Use Case: a more forgiving XML

How can XML be made easier to use?

  • Guaranteeing that you'll get well-formed XML out of naive attempts to generate it with “print” statements is tricky.

  • Rules could be devised for providing some degree of markup minimization/error correction in XML.

  • It's possible to consider other simplifications as well, for namespaces, for example.

Foil #24

The Task Force talked about XForms but failed to craft a use case on which we could all agree.

Use Case: XForms?

  • Is XForms a use case or a specific solution to the use case of better form controls?

  • Is XFroms different in some substantial way than the general “embedding XML in HTML” use case?

Foil #25


What you can do

  • Review the Task Force Report

  • Talk to the communities you know about the use cases they have.

  • Report use cases that you think are not met.

Foil #26

If you're as depressed as I am, remember that the future is longer than the past.
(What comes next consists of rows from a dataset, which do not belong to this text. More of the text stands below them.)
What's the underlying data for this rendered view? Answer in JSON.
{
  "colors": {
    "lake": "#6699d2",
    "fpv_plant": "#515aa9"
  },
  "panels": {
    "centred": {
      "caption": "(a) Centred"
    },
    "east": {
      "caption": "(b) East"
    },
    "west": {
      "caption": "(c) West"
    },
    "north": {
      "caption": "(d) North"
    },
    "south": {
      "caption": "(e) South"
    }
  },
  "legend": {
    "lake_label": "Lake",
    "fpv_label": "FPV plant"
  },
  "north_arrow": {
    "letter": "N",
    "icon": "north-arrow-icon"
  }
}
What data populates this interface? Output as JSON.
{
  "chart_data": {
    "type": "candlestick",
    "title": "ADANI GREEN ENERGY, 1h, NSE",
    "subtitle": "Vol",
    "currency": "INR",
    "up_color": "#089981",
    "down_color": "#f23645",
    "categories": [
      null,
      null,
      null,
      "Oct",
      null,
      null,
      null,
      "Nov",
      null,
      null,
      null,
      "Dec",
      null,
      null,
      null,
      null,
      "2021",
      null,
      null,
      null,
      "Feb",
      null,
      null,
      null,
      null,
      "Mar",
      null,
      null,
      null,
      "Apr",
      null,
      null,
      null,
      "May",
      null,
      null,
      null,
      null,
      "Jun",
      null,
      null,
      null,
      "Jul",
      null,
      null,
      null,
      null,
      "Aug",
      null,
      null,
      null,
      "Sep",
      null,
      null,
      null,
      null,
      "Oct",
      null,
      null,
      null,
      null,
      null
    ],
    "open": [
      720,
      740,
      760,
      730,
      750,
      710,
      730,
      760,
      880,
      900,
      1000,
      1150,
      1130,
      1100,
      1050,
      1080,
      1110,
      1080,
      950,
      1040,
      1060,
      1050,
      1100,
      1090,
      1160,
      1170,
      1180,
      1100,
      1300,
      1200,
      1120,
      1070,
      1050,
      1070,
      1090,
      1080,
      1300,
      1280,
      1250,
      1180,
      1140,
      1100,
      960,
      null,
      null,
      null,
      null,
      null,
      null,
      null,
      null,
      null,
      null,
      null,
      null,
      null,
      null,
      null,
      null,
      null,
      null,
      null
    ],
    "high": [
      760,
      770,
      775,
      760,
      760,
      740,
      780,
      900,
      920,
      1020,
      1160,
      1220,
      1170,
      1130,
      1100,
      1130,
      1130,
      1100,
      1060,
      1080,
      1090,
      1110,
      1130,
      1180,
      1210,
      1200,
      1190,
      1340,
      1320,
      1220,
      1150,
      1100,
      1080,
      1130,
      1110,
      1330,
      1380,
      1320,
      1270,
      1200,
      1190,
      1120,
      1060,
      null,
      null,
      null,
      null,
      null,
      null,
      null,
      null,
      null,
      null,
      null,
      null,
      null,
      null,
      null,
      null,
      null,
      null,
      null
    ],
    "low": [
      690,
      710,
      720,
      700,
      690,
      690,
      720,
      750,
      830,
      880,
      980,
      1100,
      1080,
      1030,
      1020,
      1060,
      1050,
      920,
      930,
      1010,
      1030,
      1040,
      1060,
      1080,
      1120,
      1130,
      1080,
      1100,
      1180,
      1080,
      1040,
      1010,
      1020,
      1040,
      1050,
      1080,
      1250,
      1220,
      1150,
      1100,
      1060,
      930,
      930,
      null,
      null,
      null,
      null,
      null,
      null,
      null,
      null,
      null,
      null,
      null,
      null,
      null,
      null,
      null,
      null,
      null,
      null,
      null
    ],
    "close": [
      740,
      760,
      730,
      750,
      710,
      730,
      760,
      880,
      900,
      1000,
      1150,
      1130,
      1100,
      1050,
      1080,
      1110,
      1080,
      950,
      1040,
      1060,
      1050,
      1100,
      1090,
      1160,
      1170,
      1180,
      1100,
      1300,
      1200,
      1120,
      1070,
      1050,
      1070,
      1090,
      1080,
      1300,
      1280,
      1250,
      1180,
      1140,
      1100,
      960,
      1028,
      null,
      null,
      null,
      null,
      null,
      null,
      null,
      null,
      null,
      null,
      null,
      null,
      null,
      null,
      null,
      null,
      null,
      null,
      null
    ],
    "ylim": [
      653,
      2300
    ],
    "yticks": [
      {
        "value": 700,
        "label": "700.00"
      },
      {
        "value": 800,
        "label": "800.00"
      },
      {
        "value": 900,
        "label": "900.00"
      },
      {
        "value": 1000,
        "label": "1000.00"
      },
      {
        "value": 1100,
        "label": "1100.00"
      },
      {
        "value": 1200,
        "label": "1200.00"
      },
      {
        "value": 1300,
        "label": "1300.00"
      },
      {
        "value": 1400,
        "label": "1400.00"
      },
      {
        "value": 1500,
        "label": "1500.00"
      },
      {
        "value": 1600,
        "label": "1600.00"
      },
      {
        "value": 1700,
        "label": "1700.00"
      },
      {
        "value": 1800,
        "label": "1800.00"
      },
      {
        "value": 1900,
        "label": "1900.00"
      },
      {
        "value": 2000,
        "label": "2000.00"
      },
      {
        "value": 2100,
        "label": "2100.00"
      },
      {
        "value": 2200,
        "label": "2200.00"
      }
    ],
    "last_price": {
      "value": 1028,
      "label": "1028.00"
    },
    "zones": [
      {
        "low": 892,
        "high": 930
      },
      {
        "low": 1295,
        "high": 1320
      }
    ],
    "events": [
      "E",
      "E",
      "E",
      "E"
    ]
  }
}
Just because things are bad today doesn't mean they can't be made better in the future.

Future history?

Foil #27

Thank you!

Foil #28

Hope that was useful.


I'm not sure what your arrows mean. I would have expected the line between HTML and HTML5 to be solid rather than dotted, because HTML5 is designed to be (almost) fully backward-compatible with HTML.

Posted by Secret Squirrel on 27 Mar 2011 @ 10:40pm UTC #

Yeah, that's fair. I changed that back and forth several times while I was working on the graphics. In the end, I think I chose a dashed line because it feels like the (re)specification of the parsing algorithm makes it a less direct descendant.

But maybe it should have been solid.

Posted by Norman Walsh on 28 Mar 2011 @ 11:07am UTC #
Comments on this essay are closed. Thank you, spammers.